The Biden voters did not vote for a man, for a platform, or for “change”. They voted, and their corrupt enablers helped them, “vote” for the religion of social justice. Thus, we must not back down from overturning this hijacked election. Socialism is here, beyond the doorstep. Lock your doors. Open your minds.
In another lifetime I was a young newspaper journalist who had fallen in love with the profession as a teen after reading The Boys of Summer by Roger Kahn. It was a book about the 1950s Brooklyn Dodgers, but it also was a book about Kahn’s experiences as a cub newspaperman who eventually covered the team during a bygone, or more precisely, long gone era.
The Dodgers moved to Los Angeles in 1957, and Brooklyn never was the same. It was part of a decaying New York City in the 1960s and ‘70s. Today, pre-Wuhan virus, Brooklyn has made a ferocious comeback. All the cool New Yorkers want to live there, real estate is (was) sky rocketing. Brooklyn once again has a professional sports team, the NBA Brooklyn Nets.
Journalism is not making a Brooklyn style comeback. Sportswriters are, today, cultural commentators. They have no time for games, box scores or the crack of the bat. Journalists generally have forsaken everything that moored a Roger Kahn. Apart from sportswriters, newspaper legends such as Jimmy Breslin, or Jack Anderson, or even, in his prime Bob Woodward, are not being replaced.
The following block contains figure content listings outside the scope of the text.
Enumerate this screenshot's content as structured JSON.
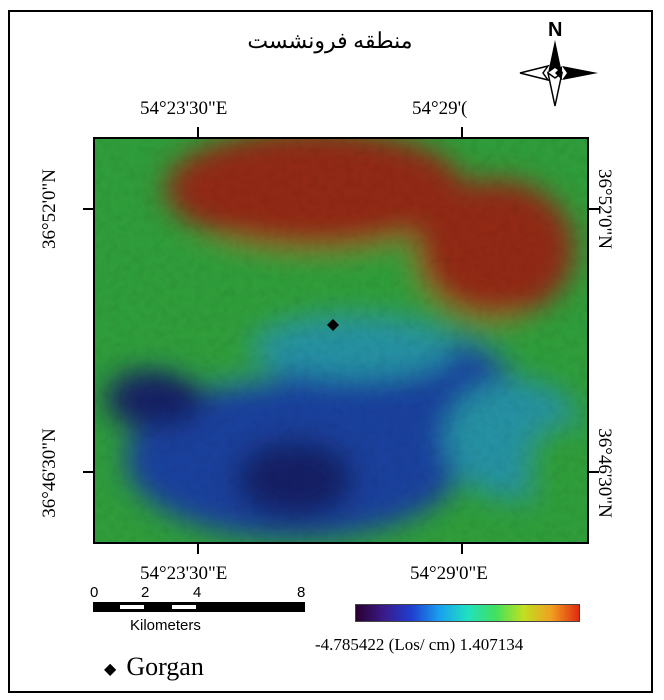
{
  "title": "منطقه فرونشست",
  "north_arrow": {
    "label": "N",
    "icon": "north-arrow-compass-icon"
  },
  "longitude_labels": {
    "top_left": "54°23'30\"E",
    "top_right": "54°29'(",
    "bottom_left": "54°23'30\"E",
    "bottom_right": "54°29'0\"E"
  },
  "latitude_labels": {
    "left_upper": "36°52'0\"N",
    "left_lower": "36°46'30\"N",
    "right_upper": "36°52'0\"N",
    "right_lower": "36°46'30\"N"
  },
  "scale_bar": {
    "ticks": [
      "0",
      "2",
      "4",
      "8"
    ],
    "unit": "Kilometers"
  },
  "color_legend": {
    "min": "-4.785422",
    "unit": "(Los/ cm)",
    "max": "1.407134",
    "colors": [
      "#2a0030",
      "#3a1a8a",
      "#1f3fd0",
      "#1aa0f0",
      "#20e0c0",
      "#40e060",
      "#c0e020",
      "#f0a020",
      "#e02a10"
    ]
  },
  "point_legend": {
    "marker": "◆",
    "label": "Gorgan"
  },
  "map_colors": {
    "red": "#c8381e",
    "green": "#40d850",
    "blue": "#2058d8",
    "darkblue": "#1a2a8a",
    "cyan": "#30c8e0"
  }
}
Unlike Don McLean who can pinpoint “the day the music died” (1959), I cannot say for sure when journalism died. It’s demise probably is similar to a senior relative who is the life of the party until, one day, he’s not. It just happens and you do not see it coming.
Journalism’s illness probably was undiagnosed, or, in the current vernacular, asymptomatic, around the time that the political media dropped all pretense of objectivity to worship at the altar of Barack Obama. And, thus, began the revolution that would deem all of American life irredeemable and racist. Before we knew what had hit us, journalism was compromised and became an agenda driven cause, no longer a legitimate profession (although they’ll still take the money to masquerade as hard-hitting reporters).
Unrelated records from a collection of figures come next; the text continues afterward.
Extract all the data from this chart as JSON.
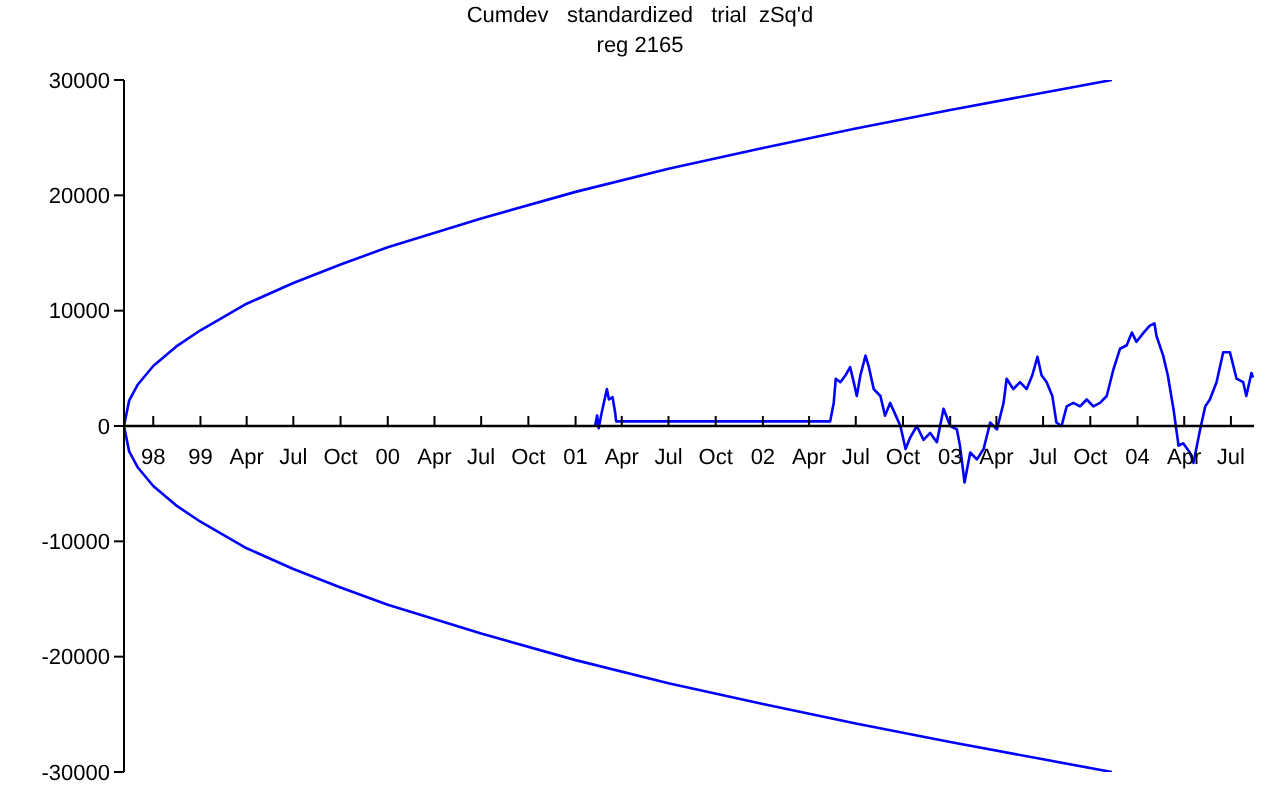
{
  "chart_data": {
    "type": "line",
    "title": "Cumdev   standardized   trial  zSq'd",
    "subtitle": "reg 2165",
    "marker": "none",
    "line_style": "solid",
    "xlim": [
      "1998-08-05",
      "2004-08-15"
    ],
    "xticks": [
      {
        "value": "1998-10-01",
        "label": "98"
      },
      {
        "value": "1999-01-01",
        "label": "99"
      },
      {
        "value": "1999-04-01",
        "label": "Apr"
      },
      {
        "value": "1999-07-01",
        "label": "Jul"
      },
      {
        "value": "1999-10-01",
        "label": "Oct"
      },
      {
        "value": "2000-01-01",
        "label": "00"
      },
      {
        "value": "2000-04-01",
        "label": "Apr"
      },
      {
        "value": "2000-07-01",
        "label": "Jul"
      },
      {
        "value": "2000-10-01",
        "label": "Oct"
      },
      {
        "value": "2001-01-01",
        "label": "01"
      },
      {
        "value": "2001-04-01",
        "label": "Apr"
      },
      {
        "value": "2001-07-01",
        "label": "Jul"
      },
      {
        "value": "2001-10-01",
        "label": "Oct"
      },
      {
        "value": "2002-01-01",
        "label": "02"
      },
      {
        "value": "2002-04-01",
        "label": "Apr"
      },
      {
        "value": "2002-07-01",
        "label": "Jul"
      },
      {
        "value": "2002-10-01",
        "label": "Oct"
      },
      {
        "value": "2003-01-01",
        "label": "03"
      },
      {
        "value": "2003-04-01",
        "label": "Apr"
      },
      {
        "value": "2003-07-01",
        "label": "Jul"
      },
      {
        "value": "2003-10-01",
        "label": "Oct"
      },
      {
        "value": "2004-01-01",
        "label": "04"
      },
      {
        "value": "2004-04-01",
        "label": "Apr"
      },
      {
        "value": "2004-07-01",
        "label": "Jul"
      }
    ],
    "ylim": [
      -30000,
      30000
    ],
    "yticks": [
      -30000,
      -20000,
      -10000,
      0,
      10000,
      20000,
      30000
    ],
    "series": [
      {
        "color": "#0000ff",
        "x": [
          "2003-11-12",
          "2003-07-01",
          "2003-01-01",
          "2002-07-01",
          "2002-01-01",
          "2001-07-01",
          "2001-01-01",
          "2000-07-01",
          "2000-01-01",
          "1999-10-01",
          "1999-07-01",
          "1999-04-01",
          "1999-01-01",
          "1998-11-15",
          "1998-10-01",
          "1998-09-01",
          "1998-08-15",
          "1998-08-05",
          "1998-08-15",
          "1998-09-01",
          "1998-10-01",
          "1998-11-15",
          "1999-01-01",
          "1999-04-01",
          "1999-07-01",
          "1999-10-01",
          "2000-01-01",
          "2000-07-01",
          "2001-01-01",
          "2001-07-01",
          "2002-01-01",
          "2002-07-01",
          "2003-01-01",
          "2003-07-01",
          "2003-11-12"
        ],
        "values": [
          30000,
          28900,
          27400,
          25800,
          24100,
          22300,
          20300,
          18000,
          15500,
          14000,
          12400,
          10600,
          8300,
          6900,
          5200,
          3600,
          2200,
          0,
          -2200,
          -3600,
          -5200,
          -6900,
          -8300,
          -10600,
          -12400,
          -14000,
          -15500,
          -18000,
          -20300,
          -22300,
          -24100,
          -25800,
          -27400,
          -28900,
          -30000
        ]
      },
      {
        "color": "#0000ff",
        "x": [
          "2001-02-08",
          "2001-02-12",
          "2001-02-15",
          "2001-02-21",
          "2001-03-03",
          "2001-03-07",
          "2001-03-14",
          "2001-03-19",
          "2001-03-21",
          "2002-05-12",
          "2002-05-19",
          "2002-05-23",
          "2002-06-01",
          "2002-06-11",
          "2002-06-20",
          "2002-06-27",
          "2002-07-03",
          "2002-07-10",
          "2002-07-20",
          "2002-07-26",
          "2002-08-05",
          "2002-08-18",
          "2002-08-27",
          "2002-09-06",
          "2002-09-17",
          "2002-09-26",
          "2002-10-06",
          "2002-10-15",
          "2002-10-28",
          "2002-11-10",
          "2002-11-23",
          "2002-12-06",
          "2002-12-19",
          "2003-01-01",
          "2003-01-14",
          "2003-01-20",
          "2003-01-29",
          "2003-02-09",
          "2003-02-22",
          "2003-03-07",
          "2003-03-20",
          "2003-04-02",
          "2003-04-15",
          "2003-04-21",
          "2003-05-04",
          "2003-05-17",
          "2003-05-30",
          "2003-06-10",
          "2003-06-20",
          "2003-06-28",
          "2003-07-08",
          "2003-07-19",
          "2003-07-27",
          "2003-08-06",
          "2003-08-16",
          "2003-08-29",
          "2003-09-11",
          "2003-09-24",
          "2003-10-07",
          "2003-10-20",
          "2003-11-02",
          "2003-11-15",
          "2003-11-28",
          "2003-12-11",
          "2003-12-21",
          "2003-12-30",
          "2004-01-13",
          "2004-01-25",
          "2004-02-03",
          "2004-02-07",
          "2004-02-20",
          "2004-02-29",
          "2004-03-11",
          "2004-03-21",
          "2004-03-30",
          "2004-04-12",
          "2004-04-19",
          "2004-05-02",
          "2004-05-12",
          "2004-05-21",
          "2004-06-03",
          "2004-06-16",
          "2004-06-29",
          "2004-07-12",
          "2004-07-25",
          "2004-07-31",
          "2004-08-10",
          "2004-08-13"
        ],
        "values": [
          0,
          900,
          -200,
          1200,
          3200,
          2300,
          2500,
          1200,
          400,
          400,
          2000,
          4100,
          3800,
          4400,
          5100,
          3800,
          2600,
          4400,
          6100,
          5200,
          3200,
          2600,
          900,
          2000,
          900,
          0,
          -2000,
          -1000,
          0,
          -1200,
          -600,
          -1400,
          1500,
          0,
          -300,
          -1700,
          -4900,
          -2300,
          -2900,
          -2000,
          300,
          -300,
          2000,
          4100,
          3200,
          3800,
          3200,
          4400,
          6000,
          4400,
          3800,
          2600,
          300,
          0,
          1700,
          2000,
          1700,
          2300,
          1700,
          2000,
          2600,
          4900,
          6700,
          7000,
          8100,
          7300,
          8100,
          8700,
          8900,
          7800,
          6100,
          4400,
          1500,
          -1700,
          -1500,
          -2300,
          -3200,
          -300,
          1700,
          2300,
          3800,
          6400,
          6400,
          4100,
          3800,
          2600,
          4600,
          4200
        ]
      }
    ]
  }
}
This is a rather lengthy pretext to explain why I am not capable of being shocked by the revelation, reported by our new generation of citizen journalists, that the editor of The Pilot, John A. Nagy, and the Director of Communications of Moore County Schools, Catherine Murphy, are partners in a real estate transaction that will result in ownership of a lot on which, presumably, a home will be built.
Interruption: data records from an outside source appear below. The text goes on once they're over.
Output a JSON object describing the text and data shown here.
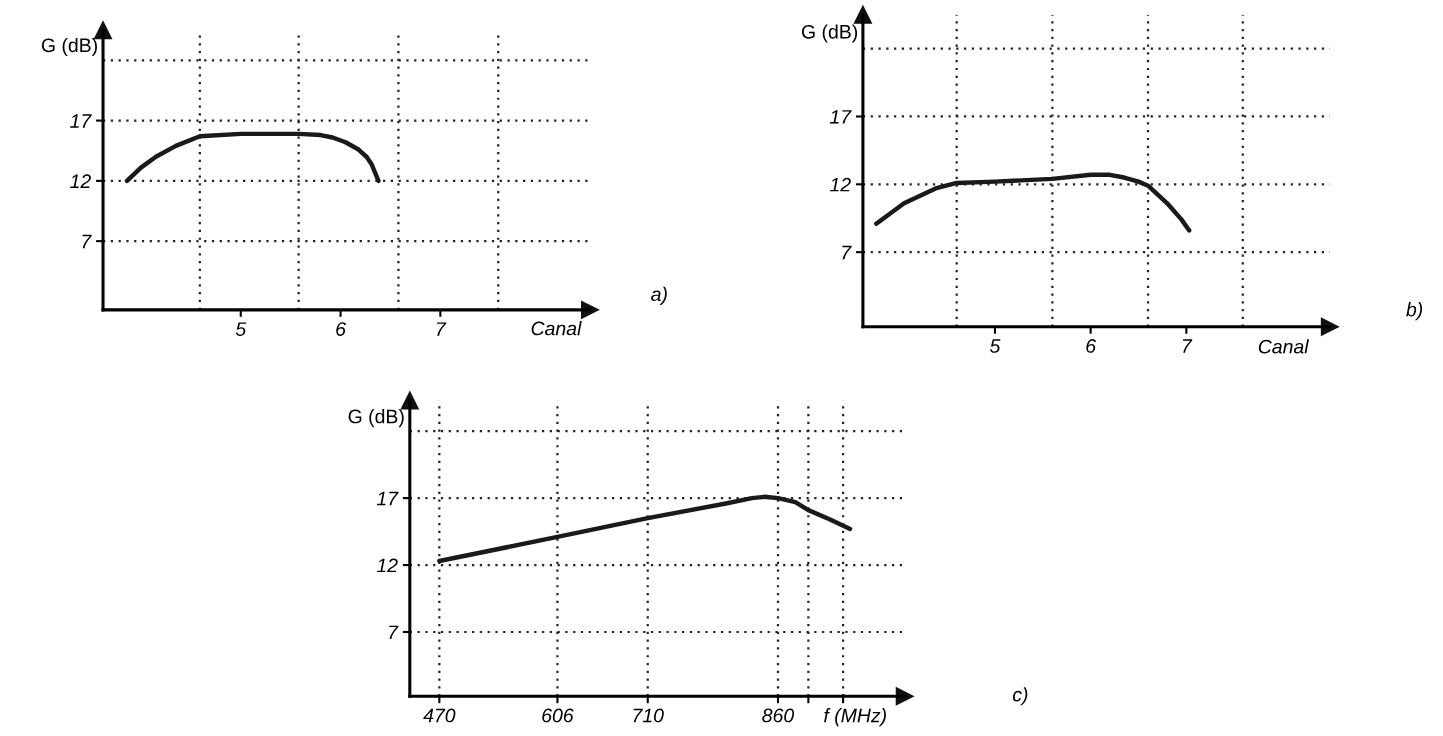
{
  "chart_data": [
    {
      "type": "line",
      "ylabel": "G (dB)",
      "xlabel": "Canal",
      "annotations": [
        "a)"
      ],
      "grid": "y",
      "line_style": "solid",
      "marker": "none",
      "xlim": [
        3.62,
        8.5
      ],
      "ylim": [
        1.3,
        24.5
      ],
      "xticks": [
        5,
        6,
        7
      ],
      "yticks": [
        7,
        12,
        17
      ],
      "ref_lines": [
        {
          "axis": "y",
          "value": 22,
          "line_style": "dotted"
        },
        {
          "axis": "x",
          "value": 4.59,
          "line_style": "dotted"
        },
        {
          "axis": "x",
          "value": 5.58,
          "line_style": "dotted"
        },
        {
          "axis": "x",
          "value": 6.58,
          "line_style": "dotted"
        },
        {
          "axis": "x",
          "value": 7.58,
          "line_style": "dotted"
        }
      ],
      "series": [
        {
          "color": "#1a1a1a",
          "x": [
            3.86,
            4.0,
            4.15,
            4.35,
            4.59,
            5.0,
            5.58,
            5.8,
            5.92,
            6.05,
            6.18,
            6.26,
            6.31,
            6.38
          ],
          "values": [
            12.0,
            13.1,
            14.0,
            14.9,
            15.7,
            15.9,
            15.9,
            15.8,
            15.6,
            15.2,
            14.6,
            14.0,
            13.4,
            12.0
          ]
        }
      ]
    },
    {
      "type": "line",
      "ylabel": "G (dB)",
      "xlabel": "Canal",
      "annotations": [
        "b)"
      ],
      "grid": "y",
      "line_style": "solid",
      "marker": "none",
      "xlim": [
        3.62,
        8.5
      ],
      "ylim": [
        1.5,
        24.5
      ],
      "xticks": [
        5,
        6,
        7
      ],
      "yticks": [
        7,
        12,
        17
      ],
      "ref_lines": [
        {
          "axis": "y",
          "value": 22,
          "line_style": "dotted"
        },
        {
          "axis": "x",
          "value": 4.6,
          "line_style": "dotted"
        },
        {
          "axis": "x",
          "value": 5.6,
          "line_style": "dotted"
        },
        {
          "axis": "x",
          "value": 6.6,
          "line_style": "dotted"
        },
        {
          "axis": "x",
          "value": 7.59,
          "line_style": "dotted"
        }
      ],
      "series": [
        {
          "color": "#1a1a1a",
          "x": [
            3.76,
            4.05,
            4.38,
            4.6,
            5.0,
            5.6,
            6.0,
            6.2,
            6.35,
            6.5,
            6.6,
            6.8,
            6.95,
            7.03
          ],
          "values": [
            9.1,
            10.6,
            11.7,
            12.1,
            12.2,
            12.4,
            12.7,
            12.7,
            12.5,
            12.2,
            11.9,
            10.6,
            9.4,
            8.6
          ]
        }
      ]
    },
    {
      "type": "line",
      "ylabel": "G (dB)",
      "xlabel": "f (MHz)",
      "annotations": [
        "c)"
      ],
      "grid": true,
      "line_style": "solid",
      "marker": "none",
      "xlim": [
        436,
        1006
      ],
      "ylim": [
        2.2,
        24.3
      ],
      "xticks": [
        470,
        606,
        710,
        860,
        {
          "value": 895,
          "label": null
        },
        {
          "value": 935,
          "label": null
        }
      ],
      "yticks": [
        7,
        12,
        17
      ],
      "ref_lines": [
        {
          "axis": "y",
          "value": 22,
          "line_style": "dotted"
        }
      ],
      "series": [
        {
          "color": "#1a1a1a",
          "x": [
            470,
            606,
            710,
            800,
            830,
            845,
            860,
            880,
            895,
            920,
            943
          ],
          "values": [
            12.3,
            14.1,
            15.5,
            16.6,
            17.0,
            17.1,
            17.0,
            16.7,
            16.1,
            15.4,
            14.7
          ]
        }
      ]
    }
  ]
}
If you are surprised that journalists are readily compromised by the company they keep, you have not been paying attention. This is small time collusion, friends. In Washington, the celebrity journos are married to scions of power and influence. Their children attend the same private schools. They attend the same parties in the Hamptons and on Martha’s Vineyard. And at 6 am weekdays, they all receive the “talking points” issued by the keepers of the Deep State. This is not conspiracy theory. This is certainty. But be not dismayed. Journalism is committing suicide right before our eyes. Knowing this, we can do their jobs for them until there are no more jobs. For them.